Process of Pickling

Process of Pickling:

There are two basic methods to pickling. The biggest difference between the two methods is the use of vinegar. Quick pickling or just pickling is the process of introducing an acid, vinegar, to an item in an air tight container which over time brings the PH level of the food to such an acidic level that no microorganism can form thus preserving the food. Fermentation is the second method of pickling. In fermentation the acid that preserves the food item is naturally occurring rather than being introduced. The main components of this process is simply salt, water, and time.

Quick Pickling:

Step 1) Procure yourself some glass jars to store whatever item you are pickling, mason jars are the traditional standard. If you are going for long preservation, greater than 1 month, you will want to make sure you sterilize the jars. You can do this by bringing a large pot of water to boil and letting the jars/lid sit for 15 minutes. If you plan on consuming the pickled item over the next couple weeks a simple washing of the jars will suffice.
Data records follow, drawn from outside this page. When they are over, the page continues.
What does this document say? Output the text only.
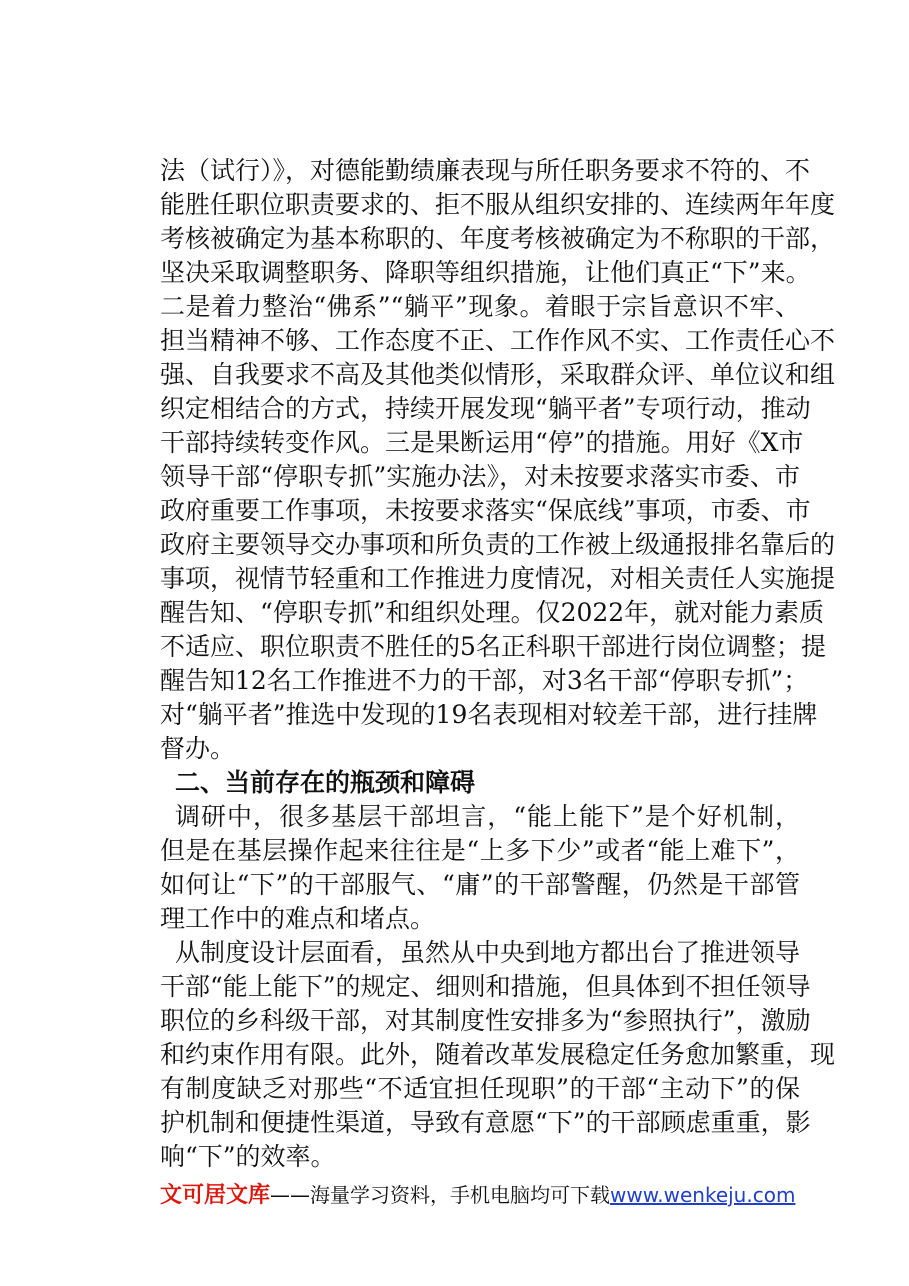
法（试行）》，对德能勤绩廉表现与所任职务要求不符的、不
能胜任职位职责要求的、拒不服从组织安排的、连续两年年度
考核被确定为基本称职的、年度考核被确定为不称职的干部，
坚决采取调整职务、降职等组织措施，让他们真正“下”来。
二是着力整治“佛系”“躺平”现象。着眼于宗旨意识不牢、
担当精神不够、工作态度不正、工作作风不实、工作责任心不
强、自我要求不高及其他类似情形，采取群众评、单位议和组
织定相结合的方式，持续开展发现“躺平者”专项行动，推动
干部持续转变作风。三是果断运用“停”的措施。用好《X市
领导干部“停职专抓”实施办法》，对未按要求落实市委、市
政府重要工作事项，未按要求落实“保底线”事项，市委、市
政府主要领导交办事项和所负责的工作被上级通报排名靠后的
事项，视情节轻重和工作推进力度情况，对相关责任人实施提
醒告知、“停职专抓”和组织处理。仅2022年，就对能力素质
不适应、职位职责不胜任的5名正科职干部进行岗位调整；提
醒告知12名工作推进不力的干部，对3名干部“停职专抓”；
对“躺平者”推选中发现的19名表现相对较差干部，进行挂牌
督办。
二、当前存在的瓶颈和障碍
调研中，很多基层干部坦言，“能上能下”是个好机制，
但是在基层操作起来往往是“上多下少”或者“能上难下”，
如何让“下”的干部服气、“庸”的干部警醒，仍然是干部管
理工作中的难点和堵点。
从制度设计层面看，虽然从中央到地方都出台了推进领导
干部“能上能下”的规定、细则和措施，但具体到不担任领导
职位的乡科级干部，对其制度性安排多为“参照执行”，激励
和约束作用有限。此外，随着改革发展稳定任务愈加繁重，现
有制度缺乏对那些“不适宜担任现职”的干部“主动下”的保
护机制和便捷性渠道，导致有意愿“下”的干部顾虑重重，影
响“下”的效率。
文可居文库——海量学习资料，手机电脑均可下载www.wenkeju.com
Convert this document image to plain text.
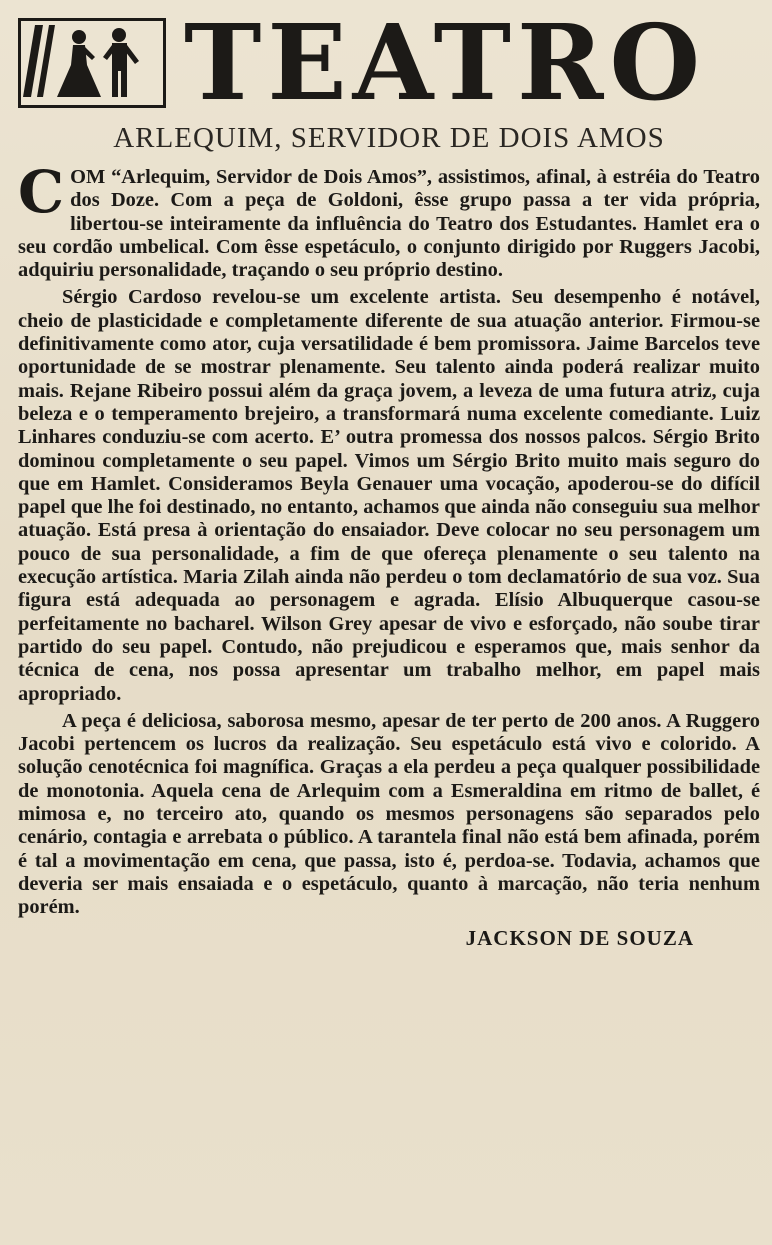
TEATRO
ARLEQUIM, SERVIDOR DE DOIS AMOS

COM “Arlequim, Servidor de Dois Amos”, assistimos, afinal, à estréia do Teatro dos Doze. Com a peça de Goldoni, êsse grupo passa a ter vida própria, libertou-se inteiramente da influência do Teatro dos Estudantes. Hamlet era o seu cordão umbelical. Com êsse espetáculo, o conjunto dirigido por Ruggers Jacobi, adquiriu personalidade, traçando o seu próprio destino.

Sérgio Cardoso revelou-se um excelente artista. Seu desempenho é notável, cheio de plasticidade e completamente diferente de sua atuação anterior. Firmou-se definitivamente como ator, cuja versatilidade é bem promissora. Jaime Barcelos teve oportunidade de se mostrar plenamente. Seu talento ainda poderá realizar muito mais. Rejane Ribeiro possui além da graça jovem, a leveza de uma futura atriz, cuja beleza e o temperamento brejeiro, a transformará numa excelente comediante. Luiz Linhares conduziu-se com acerto. E’ outra promessa dos nossos palcos. Sérgio Brito dominou completamente o seu papel. Vimos um Sérgio Brito muito mais seguro do que em Hamlet. Consideramos Beyla Genauer uma vocação, apoderou-se do difícil papel que lhe foi destinado, no entanto, achamos que ainda não conseguiu sua melhor atuação. Está presa à orientação do ensaiador. Deve colocar no seu personagem um pouco de sua personalidade, a fim de que ofereça plenamente o seu talento na execução artística. Maria Zilah ainda não perdeu o tom declamatório de sua voz. Sua figura está adequada ao personagem e agrada. Elísio Albuquerque casou-se perfeitamente no bacharel. Wilson Grey apesar de vivo e esforçado, não soube tirar partido do seu papel. Contudo, não prejudicou e esperamos que, mais senhor da técnica de cena, nos possa apresentar um trabalho melhor, em papel mais apropriado.

A peça é deliciosa, saborosa mesmo, apesar de ter perto de 200 anos. A Ruggero Jacobi pertencem os lucros da realização. Seu espetáculo está vivo e colorido. A solução cenotécnica foi magnífica. Graças a ela perdeu a peça qualquer possibilidade de monotonia. Aquela cena de Arlequim com a Esmeraldina em ritmo de ballet, é mimosa e, no terceiro ato, quando os mesmos personagens são separados pelo cenário, contagia e arrebata o público. A tarantela final não está bem afinada, porém é tal a movimentação em cena, que passa, isto é, perdoa-se. Todavia, achamos que deveria ser mais ensaiada e o espetáculo, quanto à marcação, não teria nenhum porém.

JACKSON DE SOUZA
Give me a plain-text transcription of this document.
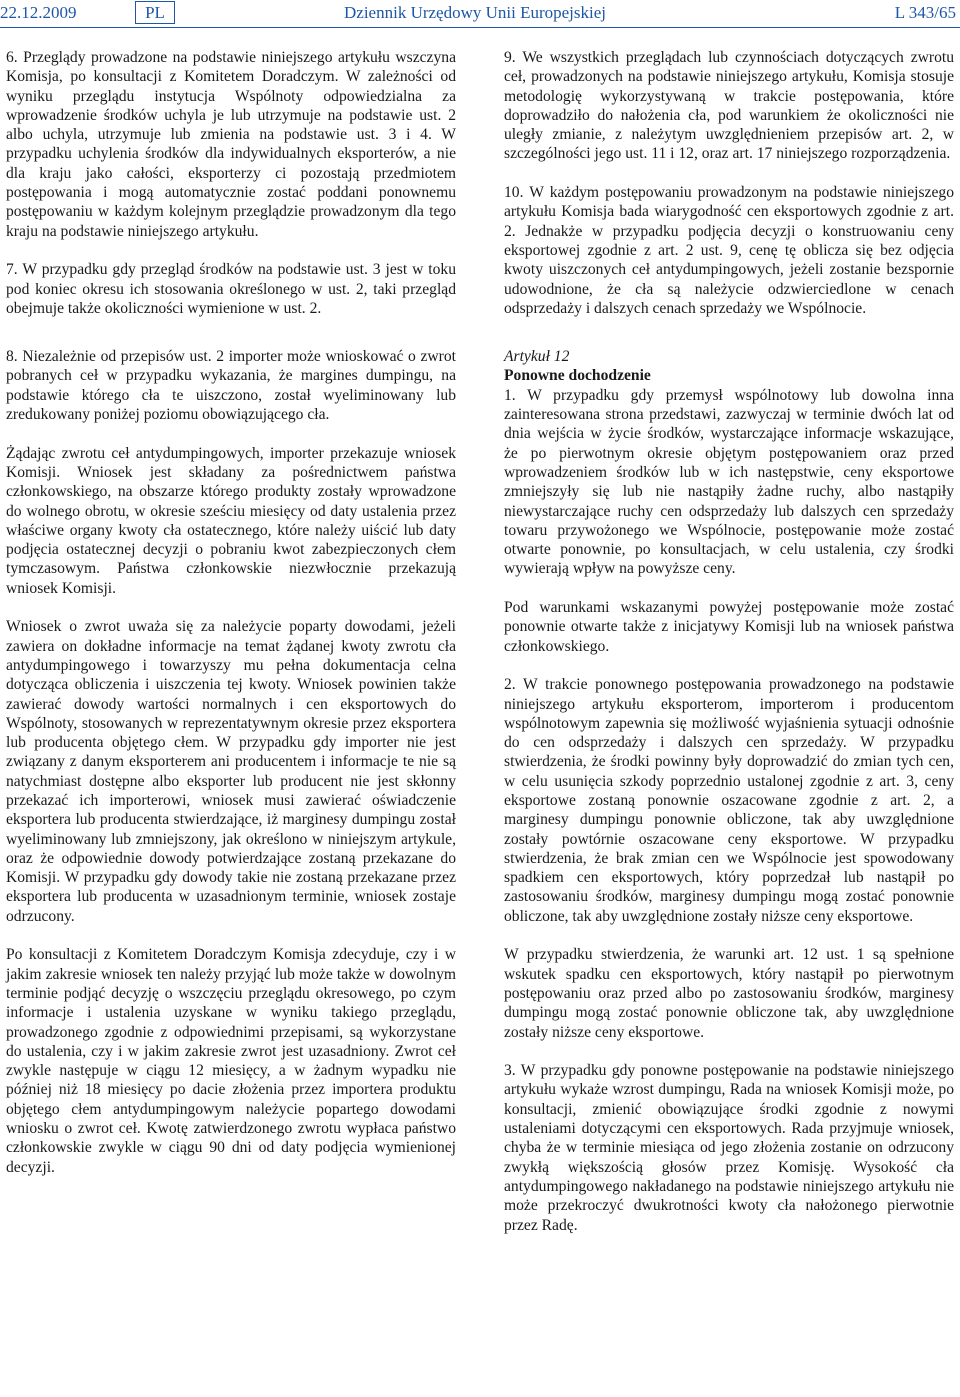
22.12.2009	PL	Dziennik Urzędowy Unii Europejskiej	L 343/65

6. Przeglądy prowadzone na podstawie niniejszego artykułu wszczyna Komisja, po konsultacji z Komitetem Doradczym. W zależności od wyniku przeglądu instytucja Wspólnoty odpowiedzialna za wprowadzenie środków uchyla je lub utrzymuje na podstawie ust. 2 albo uchyla, utrzymuje lub zmienia na podstawie ust. 3 i 4. W przypadku uchylenia środków dla indywidualnych eksporterów, a nie dla kraju jako całości, eksporterzy ci pozostają przedmiotem postępowania i mogą automatycznie zostać poddani ponownemu postępowaniu w każdym kolejnym przeglądzie prowadzonym dla tego kraju na podstawie niniejszego artykułu.

7. W przypadku gdy przegląd środków na podstawie ust. 3 jest w toku pod koniec okresu ich stosowania określonego w ust. 2, taki przegląd obejmuje także okoliczności wymienione w ust. 2.

8. Niezależnie od przepisów ust. 2 importer może wnioskować o zwrot pobranych ceł w przypadku wykazania, że margines dumpingu, na podstawie którego cła te uiszczono, został wyeliminowany lub zredukowany poniżej poziomu obowiązującego cła.

Żądając zwrotu ceł antydumpingowych, importer przekazuje wniosek Komisji. Wniosek jest składany za pośrednictwem państwa członkowskiego, na obszarze którego produkty zostały wprowadzone do wolnego obrotu, w okresie sześciu miesięcy od daty ustalenia przez właściwe organy kwoty cła ostatecznego, które należy uiścić lub daty podjęcia ostatecznej decyzji o pobraniu kwot zabezpieczonych cłem tymczasowym. Państwa członkowskie niezwłocznie przekazują wniosek Komisji.

Wniosek o zwrot uważa się za należycie poparty dowodami, jeżeli zawiera on dokładne informacje na temat żądanej kwoty zwrotu cła antydumpingowego i towarzyszy mu pełna dokumentacja celna dotycząca obliczenia i uiszczenia tej kwoty. Wniosek powinien także zawierać dowody wartości normalnych i cen eksportowych do Wspólnoty, stosowanych w reprezentatywnym okresie przez eksportera lub producenta objętego cłem. W przypadku gdy importer nie jest związany z danym eksporterem ani producentem i informacje te nie są natychmiast dostępne albo eksporter lub producent nie jest skłonny przekazać ich importerowi, wniosek musi zawierać oświadczenie eksportera lub producenta stwierdzające, iż marginesy dumpingu został wyeliminowany lub zmniejszony, jak określono w niniejszym artykule, oraz że odpowiednie dowody potwierdzające zostaną przekazane do Komisji. W przypadku gdy dowody takie nie zostaną przekazane przez eksportera lub producenta w uzasadnionym terminie, wniosek zostaje odrzucony.

Po konsultacji z Komitetem Doradczym Komisja zdecyduje, czy i w jakim zakresie wniosek ten należy przyjąć lub może także w dowolnym terminie podjąć decyzję o wszczęciu przeglądu okresowego, po czym informacje i ustalenia uzyskane w wyniku takiego przeglądu, prowadzonego zgodnie z odpowiednimi przepisami, są wykorzystane do ustalenia, czy i w jakim zakresie zwrot jest uzasadniony. Zwrot ceł zwykle następuje w ciągu 12 miesięcy, a w żadnym wypadku nie później niż 18 miesięcy po dacie złożenia przez importera produktu objętego cłem antydumpingowym należycie popartego dowodami wniosku o zwrot ceł. Kwotę zatwierdzonego zwrotu wypłaca państwo członkowskie zwykle w ciągu 90 dni od daty podjęcia wymienionej decyzji.

9. We wszystkich przeglądach lub czynnościach dotyczących zwrotu ceł, prowadzonych na podstawie niniejszego artykułu, Komisja stosuje metodologię wykorzystywaną w trakcie postępowania, które doprowadziło do nałożenia cła, pod warunkiem że okoliczności nie uległy zmianie, z należytym uwzględnieniem przepisów art. 2, w szczególności jego ust. 11 i 12, oraz art. 17 niniejszego rozporządzenia.

10. W każdym postępowaniu prowadzonym na podstawie niniejszego artykułu Komisja bada wiarygodność cen eksportowych zgodnie z art. 2. Jednakże w przypadku podjęcia decyzji o konstruowaniu ceny eksportowej zgodnie z art. 2 ust. 9, cenę tę oblicza się bez odjęcia kwoty uiszczonych ceł antydumpingowych, jeżeli zostanie bezspornie udowodnione, że cła są należycie odzwierciedlone w cenach odsprzedaży i dalszych cenach sprzedaży we Wspólnocie.

Artykuł 12

Ponowne dochodzenie

1. W przypadku gdy przemysł wspólnotowy lub dowolna inna zainteresowana strona przedstawi, zazwyczaj w terminie dwóch lat od dnia wejścia w życie środków, wystarczające informacje wskazujące, że po pierwotnym okresie objętym postępowaniem oraz przed wprowadzeniem środków lub w ich następstwie, ceny eksportowe zmniejszyły się lub nie nastąpiły żadne ruchy, albo nastąpiły niewystarczające ruchy cen odsprzedaży lub dalszych cen sprzedaży towaru przywożonego we Wspólnocie, postępowanie może zostać otwarte ponownie, po konsultacjach, w celu ustalenia, czy środki wywierają wpływ na powyższe ceny.

Pod warunkami wskazanymi powyżej postępowanie może zostać ponownie otwarte także z inicjatywy Komisji lub na wniosek państwa członkowskiego.

2. W trakcie ponownego postępowania prowadzonego na podstawie niniejszego artykułu eksporterom, importerom i producentom wspólnotowym zapewnia się możliwość wyjaśnienia sytuacji odnośnie do cen odsprzedaży i dalszych cen sprzedaży. W przypadku stwierdzenia, że środki powinny były doprowadzić do zmian tych cen, w celu usunięcia szkody poprzednio ustalonej zgodnie z art. 3, ceny eksportowe zostaną ponownie oszacowane zgodnie z art. 2, a marginesy dumpingu ponownie obliczone, tak aby uwzględnione zostały powtórnie oszacowane ceny eksportowe. W przypadku stwierdzenia, że brak zmian cen we Wspólnocie jest spowodowany spadkiem cen eksportowych, który poprzedzał lub nastąpił po zastosowaniu środków, marginesy dumpingu mogą zostać ponownie obliczone, tak aby uwzględnione zostały niższe ceny eksportowe.

W przypadku stwierdzenia, że warunki art. 12 ust. 1 są spełnione wskutek spadku cen eksportowych, który nastąpił po pierwotnym postępowaniu oraz przed albo po zastosowaniu środków, marginesy dumpingu mogą zostać ponownie obliczone tak, aby uwzględnione zostały niższe ceny eksportowe.

3. W przypadku gdy ponowne postępowanie na podstawie niniejszego artykułu wykaże wzrost dumpingu, Rada na wniosek Komisji może, po konsultacji, zmienić obowiązujące środki zgodnie z nowymi ustaleniami dotyczącymi cen eksportowych. Rada przyjmuje wniosek, chyba że w terminie miesiąca od jego złożenia zostanie on odrzucony zwykłą większością głosów przez Komisję. Wysokość cła antydumpingowego nakładanego na podstawie niniejszego artykułu nie może przekroczyć dwukrotności kwoty cła nałożonego pierwotnie przez Radę.
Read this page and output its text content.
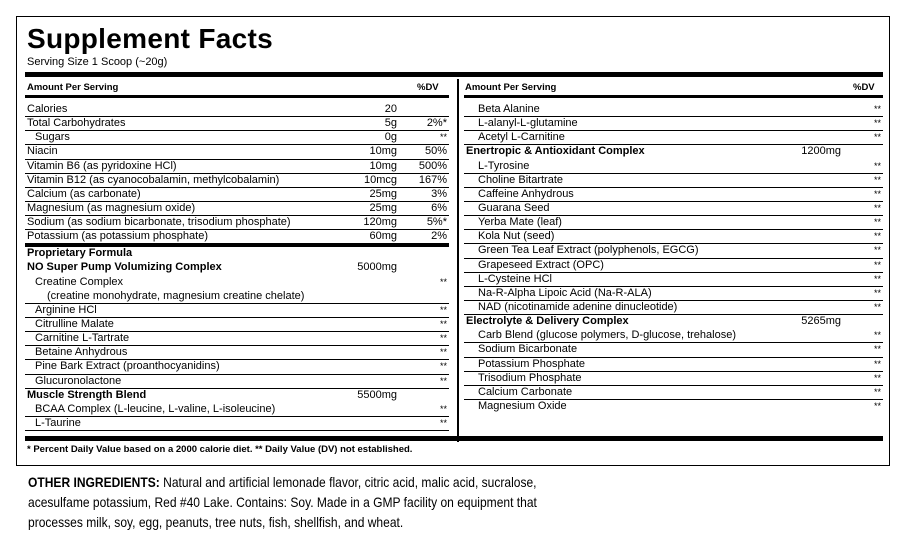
Supplement Facts
Serving Size 1 Scoop (~20g)
Amount Per Serving	%DV	Amount Per Serving	%DV
Calories	20
Total Carbohydrates	5g	2%*
Sugars	0g	**
Niacin	10mg	50%
Vitamin B6 (as pyridoxine HCl)	10mg 500%
Vitamin B12 (as cyanocobalamin, methylcobalamin)	10mcg 167%
Calcium (as carbonate)	25mg	3%
Magnesium (as magnesium oxide)	25mg	6%
Sodium (as sodium bicarbonate, trisodium phosphate)	120mg	5%*
Potassium (as potassium phosphate)	60mg	2%
Proprietary Formula
NO Super Pump Volumizing Complex	5000mg
Creatine Complex	**
(creatine monohydrate, magnesium creatine chelate)
Arginine HCl	**
Citrulline Malate	**
Carnitine L-Tartrate	**
Betaine Anhydrous	**
Pine Bark Extract (proanthocyanidins)	**
Glucuronolactone	**
Muscle Strength Blend	5500mg
BCAA Complex (L-leucine, L-valine, L-isoleucine)	**
L-Taurine	**
Beta Alanine	**
L-alanyl-L-glutamine	**
Acetyl L-Carnitine	**
Enertropic & Antioxidant Complex	1200mg
L-Tyrosine	**
Choline Bitartrate	**
Caffeine Anhydrous	**
Guarana Seed	**
Yerba Mate (leaf)	**
Kola Nut (seed)	**
Green Tea Leaf Extract (polyphenols, EGCG)	**
Grapeseed Extract (OPC)	**
L-Cysteine HCl	**
Na-R-Alpha Lipoic Acid (Na-R-ALA)	**
NAD (nicotinamide adenine dinucleotide)	**
Electrolyte & Delivery Complex	5265mg
Carb Blend (glucose polymers, D-glucose, trehalose)	**
Sodium Bicarbonate	**
Potassium Phosphate	**
Trisodium Phosphate	**
Calcium Carbonate	**
Magnesium Oxide	**
* Percent Daily Value based on a 2000 calorie diet. ** Daily Value (DV) not established.
OTHER INGREDIENTS: Natural and artificial lemonade flavor, citric acid, malic acid, sucralose, acesulfame potassium, Red #40 Lake. Contains: Soy. Made in a GMP facility on equipment that processes milk, soy, egg, peanuts, tree nuts, fish, shellfish, and wheat.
Step 2) Place all dry spices into the mason jar. Common spices would garlic, dill, pepper, but really depends you the item you are pickling. If you are unsure on what spices to use check out our recipes page. Make sure before placing dry spices into the jars that they are dry and cool.

Step 3) Place item to be pickled into the jar. It is important to make sure to pack the fruit or vegetable as tightly as possible. Also make sure the produce is washed and trimmed accordingly so it can fit neatly within the jar.

Step 4) Boil the brining solution consisting of equal parts vinegar and water with 1 T of salt per LB of produce as a general rule,although some recipes may vary. You want to keep this brine on the stove top until it reaches a roiling boil (surface is covered in bubbles).

Step 5) Pour the brine into the jars that are already packed with produce and spices. You should have half a fingers length from the top of the jar to the liquid. Let sit for 5 minutes or until the bubbles dissipate. If the bubbles persist you can gently tap the open jar against a surface.

Step 6) Tighten lids on the top of the jars making sure they are sealed as tight as possible.

Step 7) Bring a pot of water to a boil place full jars in the boiling water submerging them completely. The rule of thumb is you leave them in 10 minutes if you are at 1,000 feet or less above sea level and add an additional minute for every thousand feet above 1,000. This step is optional but i would advise you do this if you have a large amount of produce that you are pickling. By canning the pickling product it can last for up to a year without being refrigerated, just make sure the tab on the top of your mason jar in popped down.




Steps 1-3) Reference pickling steps from above.

Step 4) Combine 1 T of salt for every cup of water. Unlike with the pickling process above you will not need to boil the brine. Stir for 30 seconds.

Step 5) Pour the brine over the vegetable/spice mixture that is already combined in your jar. As with the pickling process you will want to make sure there is a good amount of room at the top of the jar.

Step 6) Tightly seal the jar and shake vigorously to combine the brine and dry spices.

Step 7) Let the jars sit out at room temperature anywhere from 3 days to a week before consuming. This is a personal preference time table you may find that you enjoy the pickled item the longer it ferments or you may enjoy it with light fermentation. Room temperature is anywhere from 58 F to 72F any more or less and it may not ferment properly.

Step 8) After the fermentation process is complete you can store the finish product in the refrigerator. Generally speaking it should last you up to a month from time of fermentation.